In a statement to the press, Mr. Kaimenyi explained that such an increment cannot be effected without due consultations with university councils and an endorsement by the Ministry of Education.
Students of public universities across Kenya have taken to the street this week to protest against alleged plans by the authorities to increase their tuition.
The students have called for the resignation of Mr. Kaimenyi and have also demanded a 50% increment to the amount allotted to them by the Higher Education Loans Board.
Reports indicate that up to 100 students were arrested at the University of Nairobi on Tuesday in what has been described as the most violent encounter thus far.
Local sources say the protesters disrupted traffic, harassed motorists and forced many shops in the central business district to close early over fears of being looted.

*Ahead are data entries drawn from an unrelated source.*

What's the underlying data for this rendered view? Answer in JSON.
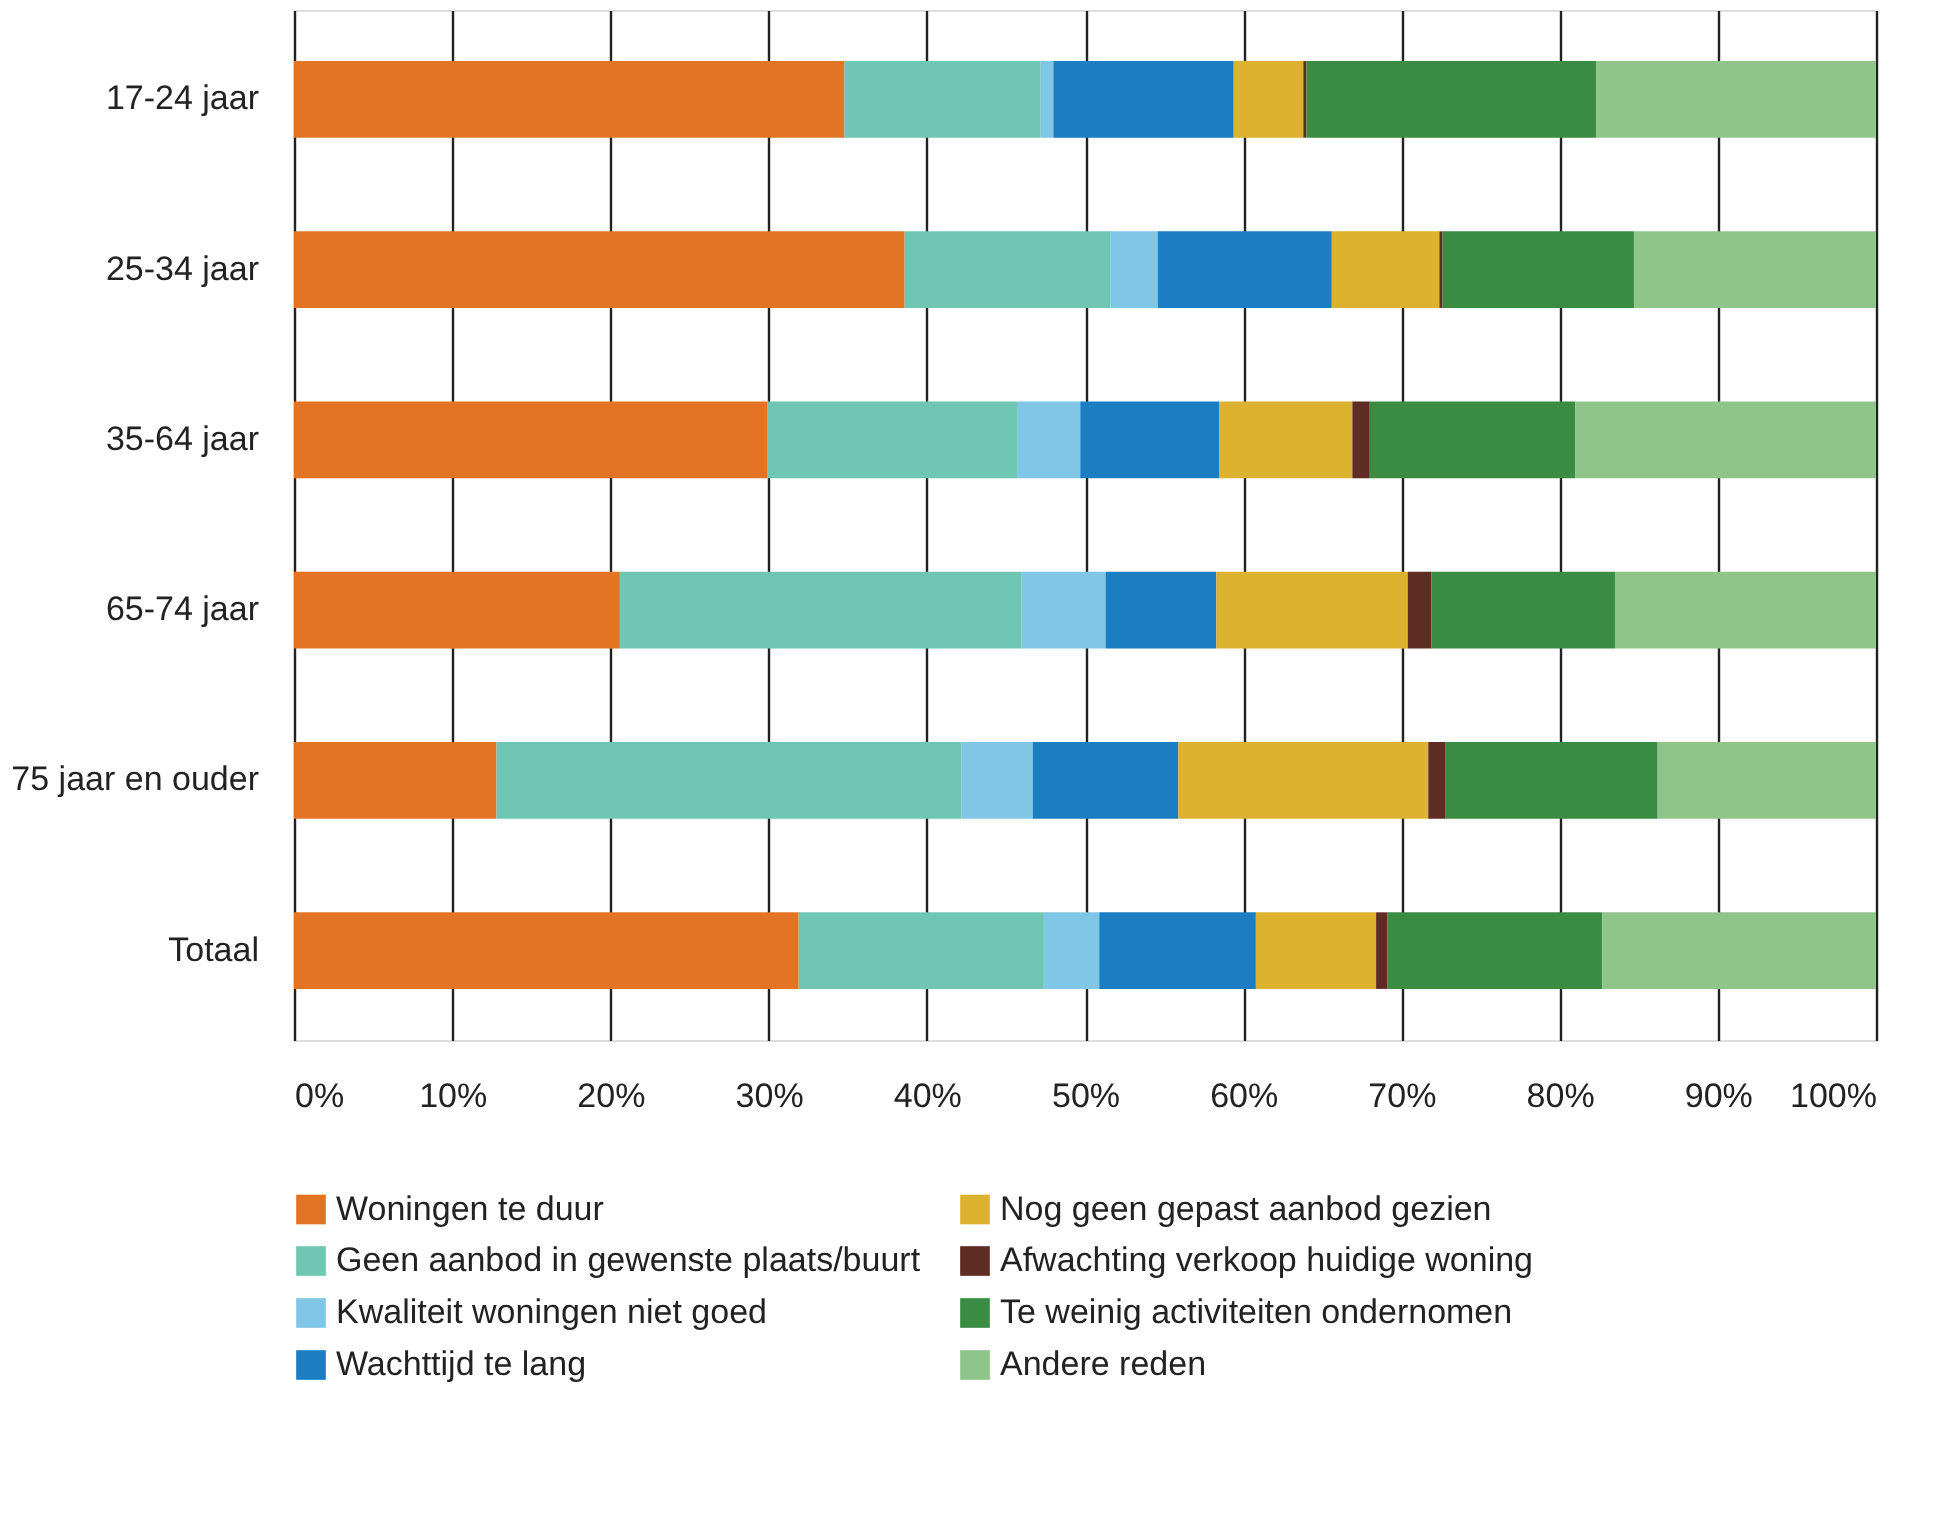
{
  "chart_data": {
    "type": "bar",
    "orientation": "horizontal",
    "stacked": true,
    "categories": [
      "17-24 jaar",
      "25-34 jaar",
      "35-64 jaar",
      "65-74 jaar",
      "75 jaar en ouder",
      "Totaal"
    ],
    "series": [
      {
        "name": "Woningen te duur",
        "color": "#e37424",
        "values": [
          34.8,
          38.6,
          29.9,
          20.6,
          12.8,
          31.9
        ]
      },
      {
        "name": "Geen aanbod in gewenste plaats/buurt",
        "color": "#6fc7b3",
        "values": [
          12.4,
          13.0,
          15.8,
          25.4,
          29.4,
          15.5
        ]
      },
      {
        "name": "Kwaliteit woningen niet goed",
        "color": "#80c6e6",
        "values": [
          0.8,
          3.0,
          4.0,
          5.3,
          4.5,
          3.5
        ]
      },
      {
        "name": "Wachttijd te lang",
        "color": "#1b7dc2",
        "values": [
          11.4,
          11.0,
          8.8,
          7.0,
          9.2,
          9.9
        ]
      },
      {
        "name": "Nog geen gepast aanbod gezien",
        "color": "#ddb22e",
        "values": [
          4.4,
          6.8,
          8.4,
          12.1,
          15.8,
          7.6
        ]
      },
      {
        "name": "Afwachting verkoop huidige woning",
        "color": "#5f2c24",
        "values": [
          0.2,
          0.2,
          1.1,
          1.5,
          1.1,
          0.7
        ]
      },
      {
        "name": "Te weinig activiteiten ondernomen",
        "color": "#3a8c43",
        "values": [
          18.3,
          12.1,
          13.0,
          11.6,
          13.4,
          13.6
        ]
      },
      {
        "name": "Andere reden",
        "color": "#8fc48a",
        "values": [
          17.7,
          15.3,
          19.0,
          16.5,
          13.8,
          17.3
        ]
      }
    ],
    "xlim": [
      0,
      100
    ],
    "xticks": [
      {
        "value": 0,
        "label": "0%"
      },
      {
        "value": 10,
        "label": "10%"
      },
      {
        "value": 20,
        "label": "20%"
      },
      {
        "value": 30,
        "label": "30%"
      },
      {
        "value": 40,
        "label": "40%"
      },
      {
        "value": 50,
        "label": "50%"
      },
      {
        "value": 60,
        "label": "60%"
      },
      {
        "value": 70,
        "label": "70%"
      },
      {
        "value": 80,
        "label": "80%"
      },
      {
        "value": 90,
        "label": "90%"
      },
      {
        "value": 100,
        "label": "100%"
      }
    ],
    "grid": "x",
    "legend": "bottom"
  }
}
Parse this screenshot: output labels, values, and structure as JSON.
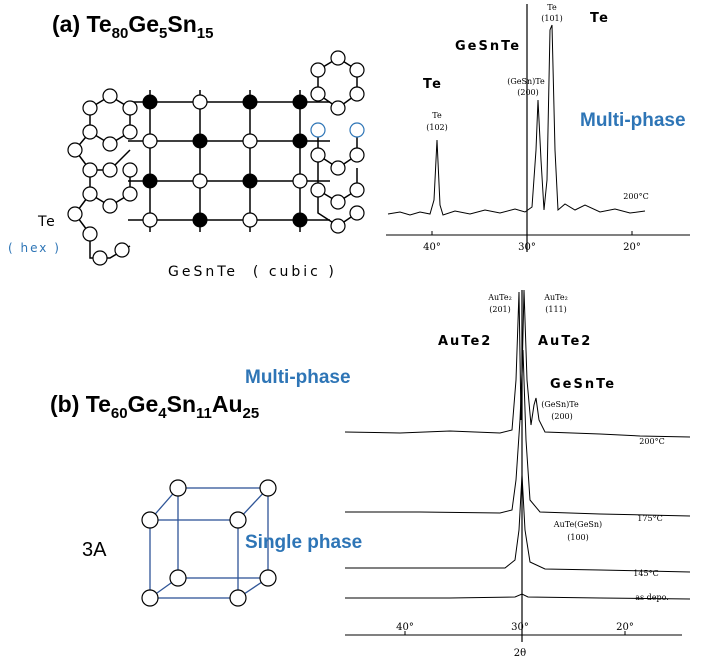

However, the police interrupted the demonstration and restored calm to the city. Similar scenes have played out in up to 4 cities across Kenya this week, according to local reports.
The Police Chief of Nairobi, Benson Kibue, vindicated the crackdown on the protesters; explaining that demonstrations by one section of the public should not paralyse the activities of others.
“When you cause an obstruction or instil fear among by-standers, then that ceases to be a peaceful demonstration,” he noted.
Reports indicate that the students’ plan to deliver a petition to the Ministry of Education was cut short due to the interruption by the police.
It is currently unclear how the student unions will respond to the revelations by Mr. Kaimenyi.
Meanwhile, the students have demanded the release of their colleagues in detention and have expressed determination not to be cowed into stopping their demonstrations.
Kenya’s public universities are reportedly in a bad shape due to a lack of sufficient funding. Nonetheless, the amount of people seeking admission into them has soared notably in the past few years.